In United States v. Wolfe, 71 F.3d 611 (6th Cir. 1995), this court held that the defendant’s right to
allocute was not violated where, prior to inviting the defendant or his attorney to speak as to
mitigation, the court overruled the defendant’s objections to the PSR with respect to the amount of
loss and acceptance of responsibility. Id. at 614-15. The Wolfe court stated:
As an initial matter, it is important to note that neither the right to allocute in Fed. R.
Crim. P. 32(c)(3)(B) & (C), nor the procedures for dealing with controverted matters
in Fed. R. Crim. P. 32(c)(1) indicate that a judge may not state his ruling on the
objections raised to the PSR, or to other sentencing matters, before the defendant or
his counsel is given a chance to speak.
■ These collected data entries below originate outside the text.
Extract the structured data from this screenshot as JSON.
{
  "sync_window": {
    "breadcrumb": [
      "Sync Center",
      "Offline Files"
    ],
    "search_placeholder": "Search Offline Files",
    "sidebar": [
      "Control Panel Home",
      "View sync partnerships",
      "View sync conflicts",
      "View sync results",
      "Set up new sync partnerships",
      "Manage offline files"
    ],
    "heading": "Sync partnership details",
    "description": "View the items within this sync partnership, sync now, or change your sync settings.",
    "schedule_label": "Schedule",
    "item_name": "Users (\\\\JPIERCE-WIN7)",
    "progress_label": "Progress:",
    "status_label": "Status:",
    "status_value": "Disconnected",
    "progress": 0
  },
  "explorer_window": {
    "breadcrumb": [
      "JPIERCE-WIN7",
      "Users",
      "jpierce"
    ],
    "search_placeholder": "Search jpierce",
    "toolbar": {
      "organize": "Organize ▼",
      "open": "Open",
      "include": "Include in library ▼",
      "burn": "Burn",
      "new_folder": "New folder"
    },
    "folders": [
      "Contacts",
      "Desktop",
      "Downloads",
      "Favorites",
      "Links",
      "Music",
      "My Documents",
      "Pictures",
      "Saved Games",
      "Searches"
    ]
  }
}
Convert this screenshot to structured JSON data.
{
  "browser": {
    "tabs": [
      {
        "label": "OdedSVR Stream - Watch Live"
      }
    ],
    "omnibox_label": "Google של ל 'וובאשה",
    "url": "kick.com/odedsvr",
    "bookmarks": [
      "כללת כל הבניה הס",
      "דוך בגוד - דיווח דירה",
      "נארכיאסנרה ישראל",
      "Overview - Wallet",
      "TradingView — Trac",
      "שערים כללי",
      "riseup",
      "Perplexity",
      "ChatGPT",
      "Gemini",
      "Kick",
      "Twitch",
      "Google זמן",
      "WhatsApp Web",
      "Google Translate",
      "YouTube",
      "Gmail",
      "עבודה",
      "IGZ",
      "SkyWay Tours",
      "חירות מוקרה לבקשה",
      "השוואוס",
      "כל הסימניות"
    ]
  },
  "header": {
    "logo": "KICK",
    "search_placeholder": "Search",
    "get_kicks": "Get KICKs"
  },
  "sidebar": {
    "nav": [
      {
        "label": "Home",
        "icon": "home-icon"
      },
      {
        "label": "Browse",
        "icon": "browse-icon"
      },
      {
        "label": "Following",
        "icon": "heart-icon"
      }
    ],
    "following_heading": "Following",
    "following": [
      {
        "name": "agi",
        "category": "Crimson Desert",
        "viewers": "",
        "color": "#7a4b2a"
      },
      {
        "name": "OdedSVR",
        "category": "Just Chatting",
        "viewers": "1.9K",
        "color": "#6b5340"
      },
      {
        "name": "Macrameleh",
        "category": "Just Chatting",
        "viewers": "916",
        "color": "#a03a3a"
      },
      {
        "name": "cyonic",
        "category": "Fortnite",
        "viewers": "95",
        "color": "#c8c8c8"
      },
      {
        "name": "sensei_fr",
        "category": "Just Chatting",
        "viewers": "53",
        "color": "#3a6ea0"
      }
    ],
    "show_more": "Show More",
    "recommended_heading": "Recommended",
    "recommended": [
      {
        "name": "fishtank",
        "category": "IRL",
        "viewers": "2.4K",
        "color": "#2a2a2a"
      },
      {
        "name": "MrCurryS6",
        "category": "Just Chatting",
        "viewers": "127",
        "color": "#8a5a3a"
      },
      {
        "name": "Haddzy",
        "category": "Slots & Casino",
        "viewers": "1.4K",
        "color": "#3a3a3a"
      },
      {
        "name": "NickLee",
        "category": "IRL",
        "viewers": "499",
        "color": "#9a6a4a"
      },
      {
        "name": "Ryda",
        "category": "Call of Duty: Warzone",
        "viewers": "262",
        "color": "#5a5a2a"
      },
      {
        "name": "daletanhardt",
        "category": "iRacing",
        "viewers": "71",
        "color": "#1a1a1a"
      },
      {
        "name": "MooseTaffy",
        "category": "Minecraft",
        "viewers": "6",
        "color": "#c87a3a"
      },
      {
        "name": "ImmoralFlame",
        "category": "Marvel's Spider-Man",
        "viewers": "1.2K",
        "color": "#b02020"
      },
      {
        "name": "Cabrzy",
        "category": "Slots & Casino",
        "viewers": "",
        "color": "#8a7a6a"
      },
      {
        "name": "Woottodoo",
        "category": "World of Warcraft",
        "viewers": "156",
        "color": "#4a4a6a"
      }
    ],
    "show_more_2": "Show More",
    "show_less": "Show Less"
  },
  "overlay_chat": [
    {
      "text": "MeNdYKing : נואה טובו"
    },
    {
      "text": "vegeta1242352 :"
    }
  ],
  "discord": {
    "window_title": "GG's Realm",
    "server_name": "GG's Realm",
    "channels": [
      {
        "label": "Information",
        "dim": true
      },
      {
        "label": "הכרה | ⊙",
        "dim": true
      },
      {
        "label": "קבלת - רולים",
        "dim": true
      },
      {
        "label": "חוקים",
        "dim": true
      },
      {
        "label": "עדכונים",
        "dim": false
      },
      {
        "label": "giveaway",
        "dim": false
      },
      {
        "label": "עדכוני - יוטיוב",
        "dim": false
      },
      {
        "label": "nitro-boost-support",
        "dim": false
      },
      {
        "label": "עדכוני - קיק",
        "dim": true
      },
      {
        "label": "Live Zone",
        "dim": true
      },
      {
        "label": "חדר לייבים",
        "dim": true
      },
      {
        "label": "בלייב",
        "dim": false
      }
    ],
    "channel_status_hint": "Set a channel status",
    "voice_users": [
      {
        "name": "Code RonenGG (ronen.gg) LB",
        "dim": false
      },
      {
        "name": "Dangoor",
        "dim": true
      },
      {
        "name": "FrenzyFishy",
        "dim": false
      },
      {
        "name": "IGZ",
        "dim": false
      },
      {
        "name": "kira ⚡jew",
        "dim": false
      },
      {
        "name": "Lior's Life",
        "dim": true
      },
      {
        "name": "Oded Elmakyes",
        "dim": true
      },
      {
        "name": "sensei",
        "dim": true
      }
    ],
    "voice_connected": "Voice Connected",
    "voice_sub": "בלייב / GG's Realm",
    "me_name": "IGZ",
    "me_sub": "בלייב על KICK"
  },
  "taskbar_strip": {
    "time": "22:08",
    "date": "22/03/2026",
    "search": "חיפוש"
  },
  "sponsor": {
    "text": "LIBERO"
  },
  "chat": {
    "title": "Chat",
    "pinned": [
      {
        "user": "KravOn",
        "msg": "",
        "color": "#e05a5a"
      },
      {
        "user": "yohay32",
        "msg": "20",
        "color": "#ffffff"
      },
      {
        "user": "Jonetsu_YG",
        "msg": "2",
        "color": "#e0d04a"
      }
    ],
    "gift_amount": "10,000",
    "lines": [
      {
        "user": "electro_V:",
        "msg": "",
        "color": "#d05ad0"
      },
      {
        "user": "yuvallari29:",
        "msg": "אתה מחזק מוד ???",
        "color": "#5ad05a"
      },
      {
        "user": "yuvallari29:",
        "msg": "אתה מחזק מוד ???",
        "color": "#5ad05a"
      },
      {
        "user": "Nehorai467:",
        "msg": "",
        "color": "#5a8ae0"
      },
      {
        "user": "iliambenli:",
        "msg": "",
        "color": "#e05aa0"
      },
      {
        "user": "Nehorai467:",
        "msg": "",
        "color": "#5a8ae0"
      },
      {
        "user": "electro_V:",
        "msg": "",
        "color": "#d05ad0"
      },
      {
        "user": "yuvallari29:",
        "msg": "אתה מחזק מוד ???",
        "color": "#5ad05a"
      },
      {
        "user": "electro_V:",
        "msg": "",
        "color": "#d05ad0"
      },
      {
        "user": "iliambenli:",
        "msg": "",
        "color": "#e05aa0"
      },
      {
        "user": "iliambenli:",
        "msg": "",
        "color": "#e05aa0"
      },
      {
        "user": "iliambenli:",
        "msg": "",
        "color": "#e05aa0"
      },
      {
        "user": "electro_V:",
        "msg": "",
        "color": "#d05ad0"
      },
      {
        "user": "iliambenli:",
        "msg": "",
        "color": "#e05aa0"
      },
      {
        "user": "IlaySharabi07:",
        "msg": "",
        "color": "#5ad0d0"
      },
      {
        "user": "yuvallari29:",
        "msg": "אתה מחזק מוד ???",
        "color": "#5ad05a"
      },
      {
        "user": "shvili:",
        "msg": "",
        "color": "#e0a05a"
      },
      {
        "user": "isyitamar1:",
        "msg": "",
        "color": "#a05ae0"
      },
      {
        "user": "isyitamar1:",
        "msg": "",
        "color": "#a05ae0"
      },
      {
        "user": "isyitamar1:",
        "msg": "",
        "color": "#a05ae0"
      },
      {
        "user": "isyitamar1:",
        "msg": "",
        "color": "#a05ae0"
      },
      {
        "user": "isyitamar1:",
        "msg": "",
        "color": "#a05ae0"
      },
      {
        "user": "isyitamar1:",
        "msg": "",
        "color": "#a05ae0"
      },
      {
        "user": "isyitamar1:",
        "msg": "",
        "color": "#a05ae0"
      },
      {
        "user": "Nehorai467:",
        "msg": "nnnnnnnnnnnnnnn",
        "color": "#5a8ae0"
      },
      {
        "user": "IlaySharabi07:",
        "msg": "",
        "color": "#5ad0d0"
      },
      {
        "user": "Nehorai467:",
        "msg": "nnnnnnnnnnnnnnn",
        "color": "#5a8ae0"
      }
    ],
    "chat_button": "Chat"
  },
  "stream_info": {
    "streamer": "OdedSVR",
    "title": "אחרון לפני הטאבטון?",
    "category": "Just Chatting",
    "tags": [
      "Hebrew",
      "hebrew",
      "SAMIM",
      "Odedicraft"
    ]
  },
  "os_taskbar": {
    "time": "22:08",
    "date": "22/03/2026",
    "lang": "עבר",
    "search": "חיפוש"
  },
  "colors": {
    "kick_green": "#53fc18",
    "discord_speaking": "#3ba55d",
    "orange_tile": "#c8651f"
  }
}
None of the relevant rules adopt the
chronological requirement Wolfe urges upon this Court.
Wolfe desires a mechanical interpretation of the right of allocution, and allocution
is not such a right.
Id. (citation omitted).
More recent cases also support this proposition. See United States v. Ellison, 336 F. App’x
483, 490 (6th Cir. 2009) (holding that defendant’s right to allocute was not violated where court
made its decision as to acceptance of responsibility and obstruction of justice without first allowing
counsel to provide oral argument on those issues); United States v. Crittenden, No. 98-5399, 1999
WL 993928, at *3-*4 (6th Cir. Oct. 20, 1999) (holding no denial of right of allocution at sentencing
where court overruled defendant’s objections to PSR before allowing him or his counsel to speak).
These cases control here. First, the court told Barnett at the outset of the sentencing hearing
that he had the right to address the court and that the “Court will be pleased to hear from you.” (R.
72 at 4).
Following argument on the variance issues, the court stated it would grant the
Government’s motion; however, the court did not indicate how much of a variance it would grant,
nor did it state what the sentence would be. (R. 72 at 78).
Instead, the court explained that it would consider the factors under 3553(a), including “the
defendant’s personal characteristics and personal history.” (Id.). At that point, the court addressed
Barnett personally, stating: “You have the right to address the Court, Mr. Barnett, and the Court will
be pleased to hear from you.” (R. 72 at 79). Barnett declined. (Id.).
It is evident from this transcript that the court fulfilled its obligation under Rule 32 to allow
Barnett the opportunity to address the court before any sentence was finally imposed. Therefore,
Barnett’s right of allocution was not denied.
For the foregoing reasons, we AFFIRM.